Warum sind Sie in die Politik gegangen?
Die Entscheidung, mich politisch zu engagieren, kam durch Zufall. Ich war zwar schon immer sozial engagiert und in meiner Gemeinde aktiv, habe aber nie daran gedacht, in die Politik zu gehen. Vor etwas mehr als zehn Jahren, als ich schon im Ruhestand war, hat sich in Tostedt eine Gruppe zu einer Wählergemeinschaft zusammengeschlossen und eine internationale Liste für die Kommunalwahl aufgestellt. Ich wurde angesprochen und überredet mitzumachen. So kam ich zu meinem ersten politischen Amt. Meine Gründe und Motive waren eher unspektakulär, würde ich sagen. Ich hoffte, durch dieses Amt vielen Menschen in meiner Gemeinde eine Stimme geben zu können, indem ich ihre Sorgen und Hoffnungen, ihre Anliegen authentisch in die Diskussionen einbringe. Ich hoffte, dadurch etwas zu bewegen und meinen Beitrag zu einer besseren Gesellschaft zu leisten. Inzwischen ist viel passiert und ich bin in meiner zweiten Amtszeit und für eine andere Partei, Bündnis 90/Grüne. Heute muss ich sagen, dass ich diese Entscheidung keineswegs bereue, im Gegenteil. Als Rentnerin eine solche Aufgabe zu haben, ist sinnstiftend und erfüllt mich mit Stolz.

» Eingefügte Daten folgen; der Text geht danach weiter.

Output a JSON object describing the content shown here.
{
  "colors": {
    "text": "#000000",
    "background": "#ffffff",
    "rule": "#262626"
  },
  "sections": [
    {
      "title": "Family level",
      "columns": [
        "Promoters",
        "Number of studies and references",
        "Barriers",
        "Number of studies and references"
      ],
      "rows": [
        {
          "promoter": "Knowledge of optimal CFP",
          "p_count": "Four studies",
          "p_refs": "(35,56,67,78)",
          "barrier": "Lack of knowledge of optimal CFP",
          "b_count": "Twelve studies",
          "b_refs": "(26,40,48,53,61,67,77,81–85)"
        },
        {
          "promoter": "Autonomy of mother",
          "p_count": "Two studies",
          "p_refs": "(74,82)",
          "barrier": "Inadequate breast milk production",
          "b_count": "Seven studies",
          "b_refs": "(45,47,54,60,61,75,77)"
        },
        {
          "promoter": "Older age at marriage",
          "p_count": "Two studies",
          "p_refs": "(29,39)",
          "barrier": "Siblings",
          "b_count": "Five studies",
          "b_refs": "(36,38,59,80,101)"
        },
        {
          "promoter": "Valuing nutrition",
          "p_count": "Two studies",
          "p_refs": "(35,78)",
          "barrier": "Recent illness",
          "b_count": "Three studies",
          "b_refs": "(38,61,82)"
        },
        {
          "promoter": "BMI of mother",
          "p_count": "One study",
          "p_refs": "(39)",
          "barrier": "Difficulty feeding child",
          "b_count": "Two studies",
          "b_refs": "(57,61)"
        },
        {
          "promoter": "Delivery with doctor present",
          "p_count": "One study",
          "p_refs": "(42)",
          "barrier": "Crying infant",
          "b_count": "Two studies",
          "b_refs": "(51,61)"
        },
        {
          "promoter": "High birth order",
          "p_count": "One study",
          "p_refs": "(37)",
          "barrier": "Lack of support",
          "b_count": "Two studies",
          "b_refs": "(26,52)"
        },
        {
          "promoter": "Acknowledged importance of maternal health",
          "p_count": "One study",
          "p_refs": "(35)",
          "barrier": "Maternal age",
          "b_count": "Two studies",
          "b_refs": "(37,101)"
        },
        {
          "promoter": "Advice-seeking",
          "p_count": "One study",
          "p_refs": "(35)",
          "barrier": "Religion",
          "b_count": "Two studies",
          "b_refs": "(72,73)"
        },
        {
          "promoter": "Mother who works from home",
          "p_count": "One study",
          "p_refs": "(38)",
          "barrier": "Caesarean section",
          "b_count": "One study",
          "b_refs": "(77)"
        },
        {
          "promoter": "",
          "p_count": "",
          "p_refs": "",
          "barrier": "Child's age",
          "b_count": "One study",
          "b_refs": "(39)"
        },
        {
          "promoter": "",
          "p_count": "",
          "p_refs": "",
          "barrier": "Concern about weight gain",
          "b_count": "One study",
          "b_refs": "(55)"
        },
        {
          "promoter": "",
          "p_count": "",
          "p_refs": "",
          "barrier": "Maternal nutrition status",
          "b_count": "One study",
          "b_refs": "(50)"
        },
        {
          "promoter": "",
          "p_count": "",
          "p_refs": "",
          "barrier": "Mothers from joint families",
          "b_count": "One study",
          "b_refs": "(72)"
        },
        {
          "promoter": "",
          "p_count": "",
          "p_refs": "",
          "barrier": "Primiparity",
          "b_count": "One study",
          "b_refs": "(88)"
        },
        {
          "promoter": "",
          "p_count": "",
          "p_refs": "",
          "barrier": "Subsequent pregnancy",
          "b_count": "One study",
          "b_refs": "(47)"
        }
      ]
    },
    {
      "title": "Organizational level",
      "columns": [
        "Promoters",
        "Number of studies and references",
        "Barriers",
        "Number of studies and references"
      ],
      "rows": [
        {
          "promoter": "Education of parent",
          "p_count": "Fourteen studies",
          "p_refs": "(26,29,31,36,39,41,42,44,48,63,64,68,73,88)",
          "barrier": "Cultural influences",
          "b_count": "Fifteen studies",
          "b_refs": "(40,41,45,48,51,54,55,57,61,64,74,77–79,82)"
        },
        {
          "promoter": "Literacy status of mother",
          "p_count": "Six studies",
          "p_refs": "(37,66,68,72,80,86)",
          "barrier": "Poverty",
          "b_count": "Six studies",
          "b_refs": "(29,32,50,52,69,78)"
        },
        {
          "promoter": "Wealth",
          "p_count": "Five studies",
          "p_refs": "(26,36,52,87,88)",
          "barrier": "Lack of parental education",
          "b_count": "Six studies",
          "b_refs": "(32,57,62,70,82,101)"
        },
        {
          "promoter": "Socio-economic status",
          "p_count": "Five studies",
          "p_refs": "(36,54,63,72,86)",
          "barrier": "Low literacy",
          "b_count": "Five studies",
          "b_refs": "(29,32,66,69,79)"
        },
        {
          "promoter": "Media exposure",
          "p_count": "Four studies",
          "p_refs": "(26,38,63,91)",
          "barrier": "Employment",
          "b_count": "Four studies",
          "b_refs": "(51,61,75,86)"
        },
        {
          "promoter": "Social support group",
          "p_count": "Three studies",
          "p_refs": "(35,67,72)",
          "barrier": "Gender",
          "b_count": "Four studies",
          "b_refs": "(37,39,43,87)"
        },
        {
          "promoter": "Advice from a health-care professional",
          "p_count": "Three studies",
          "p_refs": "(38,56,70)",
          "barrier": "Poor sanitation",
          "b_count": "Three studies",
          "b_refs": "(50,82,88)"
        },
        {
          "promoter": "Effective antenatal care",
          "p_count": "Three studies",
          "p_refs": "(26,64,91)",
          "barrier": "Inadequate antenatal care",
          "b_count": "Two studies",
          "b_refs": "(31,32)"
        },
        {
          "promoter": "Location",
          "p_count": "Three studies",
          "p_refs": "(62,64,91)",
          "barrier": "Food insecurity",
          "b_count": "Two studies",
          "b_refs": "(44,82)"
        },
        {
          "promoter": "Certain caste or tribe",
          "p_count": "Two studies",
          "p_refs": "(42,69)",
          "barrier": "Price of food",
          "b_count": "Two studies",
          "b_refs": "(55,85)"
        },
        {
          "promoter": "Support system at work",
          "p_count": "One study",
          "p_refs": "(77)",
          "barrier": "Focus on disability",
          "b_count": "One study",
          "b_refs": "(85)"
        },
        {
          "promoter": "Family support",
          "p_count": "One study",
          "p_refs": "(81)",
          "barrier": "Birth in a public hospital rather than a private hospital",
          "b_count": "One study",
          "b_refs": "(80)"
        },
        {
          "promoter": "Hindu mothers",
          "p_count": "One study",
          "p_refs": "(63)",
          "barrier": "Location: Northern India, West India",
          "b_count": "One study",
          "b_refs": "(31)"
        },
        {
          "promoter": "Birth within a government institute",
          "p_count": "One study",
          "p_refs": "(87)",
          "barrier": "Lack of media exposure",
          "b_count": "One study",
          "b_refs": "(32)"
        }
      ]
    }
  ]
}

Was sind für Sie bisher die größten Herausforderungen gewesen und wie haben Sie diese zu überwinden?
In meiner ersten politischen Gruppe habe ich ziemlich bald nach Arbeitsaufnahme festgestellt, dass meine Vorstellungen von Zusammenarbeit und Partizipation und die einiger Kolleg*innen nicht ganz zusammenpassten. Ich fühlte mich nicht ausreichend in Entscheidungsprozesse eingebunden und teilweise nicht ernst genommen. Ich habe das angesprochen und es hat sich nichts geändert. Ich wollte nicht gleich alles hinschmeißen, da mir die Arbeit sehr am Herzen lag und ich den Wählerauftrag sehr ernst nahm. Nach dem Motto „Wenn du es nicht ändern kannst, akzeptiere es; wenn du es nicht akzeptieren kannst, lass es“ habe ich mich für einen Fraktionswechsel entschieden und bin nun seit fast acht Jahren bei den Grünen und sehr zufrieden. Geholfen haben mir in dieser Situation vor allem meine gute Menschenkenntnis und meine Intuition, diese Probleme zu erkennen, denn die Angriffe waren teilweise sehr subtil und unterschwellig. Außerdem konnte ich mich auf meine Entschlossenheit und mein Durchhaltevermögen verlassen.
Was würden Sie jungen Frauen empfehlen, die vielleicht überlegen, einen ähnlichen Weg einzuschlagen?
Mir ist bewusst, dass Politik nicht jedermanns Sache ist. Dennoch ist es mir ein Anliegen, dass junge Menschen, insbesondere junge Frauen, in der Politik vertreten sind. Wir sind gerade dabei, im Jugendausschuss einen Jugendrat zu gründen, damit die Jugendlichen einen Ort haben, an dem sie sich zu Themen, die ihnen wichtig sind, äußern und mitentscheiden können. Ich kann also alle jungen Menschen, die aktiv sind, und das sind sehr viele, die gerne gestalten und etwas bewegen wollen, nur ermutigen, den Schritt zu wagen. Auch in jungen Jahren kann man viel bewegen, gerade in Zeiten, in denen die Zukunft unseres Planeten auf dem Spiel steht, ist die Perspektive der Jungen von großer Wichtigkeit. Dabei ist es wichtig, zielstrebig und durchsetzungsstark zu sein, denn nichts wird einem geschenkt.